Every ExBashkit.exec/1 and ExBashkit.Session.exec/2 call blocks a dirty scheduler thread for the whole duration of the script (the native interpreter runs synchronously inside a dirty NIF). The dirty pool is bounded — roughly one thread per scheduler — so if you let untrusted, possibly-slow scripts run with unbounded concurrency, enough of them in flight at once can occupy every dirty thread and starve all native work on the node until they time out.

This pool caps how many run concurrently. It hands out a fixed number of permits; callers over that limit wait in a bounded queue, and callers past the queue are rejected with {:error, :overloaded} so you can shed load instead of piling work onto exhausted schedulers. It is opt-in: add it to your supervision tree and route untrusted execs through it.

children = [
  {ExBashkit.Pool, size: 8, max_queue: 100}
]

# Anywhere you'd run an untrusted script:
ExBashkit.Pool.run(fn -> ExBashkit.Session.exec(session, script) end)
#=> {:ok, %ExBashkit.Result{}} | {:error, :overloaded}

size and max_queue may also be set in config and are overridden by the options you pass to the child spec:

config :ex_bashkit, pool_size: 8, pool_max_queue: 100

size defaults to System.schedulers_online/0 and max_queue to 50. Pick a size no larger than your dirty-scheduler budget — keeping it below the scheduler count leaves headroom for other native work.

Notes

  • The script runs in the calling process, not in the pool — the pool only gates entry, so throughput still scales across size schedulers.
  • A permit is released when the work returns, raises, or the caller dies: each holder is monitored, so a crashed or killed caller can never leak a slot.
  • run/1,2 blocks (with no call timeout) while queued; it returns only once a permit is granted or the queue is full. A script's own :timeout_ms still bounds how long any one permit is held.
  • A process must not call run/1,2 reentrantly on a pool it already holds a permit on — that would deadlock waiting for a slot only it could free, so it raises instead. Nested work belongs on a different pool.
  • The pool is a singleton registered under :name (default ExBashkit.Pool). To run several isolated pools, give each a distinct :name.

Summary

Functions

Returns a specification to start this module under a supervisor.

Convenience wrapper: run(pool, fn -> ExBashkit.exec(script) end).

Run fun (a 0-arity function) under a pool permit, returning its value.
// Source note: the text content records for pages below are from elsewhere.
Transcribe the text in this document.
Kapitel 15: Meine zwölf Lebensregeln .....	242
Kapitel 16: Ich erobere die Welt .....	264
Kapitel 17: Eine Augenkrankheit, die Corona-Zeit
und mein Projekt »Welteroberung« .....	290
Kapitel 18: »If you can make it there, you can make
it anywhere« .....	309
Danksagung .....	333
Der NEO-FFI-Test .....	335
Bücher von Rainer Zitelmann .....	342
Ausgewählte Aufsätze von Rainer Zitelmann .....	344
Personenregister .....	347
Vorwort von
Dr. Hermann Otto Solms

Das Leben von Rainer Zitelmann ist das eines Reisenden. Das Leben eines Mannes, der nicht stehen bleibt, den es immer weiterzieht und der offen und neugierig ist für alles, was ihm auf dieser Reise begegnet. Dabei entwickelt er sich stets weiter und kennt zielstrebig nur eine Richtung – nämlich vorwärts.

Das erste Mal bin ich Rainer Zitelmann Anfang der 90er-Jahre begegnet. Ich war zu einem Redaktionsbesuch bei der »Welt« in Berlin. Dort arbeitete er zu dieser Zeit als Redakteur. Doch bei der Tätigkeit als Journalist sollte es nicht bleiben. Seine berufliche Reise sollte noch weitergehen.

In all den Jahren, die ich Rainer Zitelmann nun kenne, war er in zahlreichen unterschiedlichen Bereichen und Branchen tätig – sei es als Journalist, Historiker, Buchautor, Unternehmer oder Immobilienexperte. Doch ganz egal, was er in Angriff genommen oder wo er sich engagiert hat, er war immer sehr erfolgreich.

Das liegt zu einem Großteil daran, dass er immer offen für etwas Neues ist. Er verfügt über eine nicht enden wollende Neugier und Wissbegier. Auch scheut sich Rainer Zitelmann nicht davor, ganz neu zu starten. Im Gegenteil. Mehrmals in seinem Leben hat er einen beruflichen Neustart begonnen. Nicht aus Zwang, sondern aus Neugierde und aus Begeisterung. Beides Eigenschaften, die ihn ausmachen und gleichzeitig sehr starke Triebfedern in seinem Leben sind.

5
Convenience wrapper: run(pool, fn -> ExBashkit.Session.exec(session, script) end).

Start the pool. Options

Functions

child_spec(init_arg)

Returns a specification to start this module under a supervisor.

See Supervisor.

exec(pool \\ __MODULE__, script)

Convenience wrapper: run(pool, fn -> ExBashkit.exec(script) end).

run(fun)

Run fun (a 0-arity function) under a pool permit, returning its value.

Blocks while waiting for a permit if the pool is at capacity; returns {:error, :overloaded} immediately if the wait queue is also full. The permit is released when fun returns or raises (and automatically if the caller dies).

run(pool, fun)

session_exec(pool \\ __MODULE__, session, script)

Convenience wrapper: run(pool, fn -> ExBashkit.Session.exec(session, script) end).

start_link(opts \\ [])

Start the pool. Options:

  • :name - the registered name (default ExBashkit.Pool).
  • :size - max concurrent permits (default: config :ex_bashkit, :pool_size, else System.schedulers_online/0).
  • :max_queue - max callers that may wait for a permit before new callers are rejected with {:error, :overloaded} (default: config :ex_bashkit, :pool_max_queue, else 50).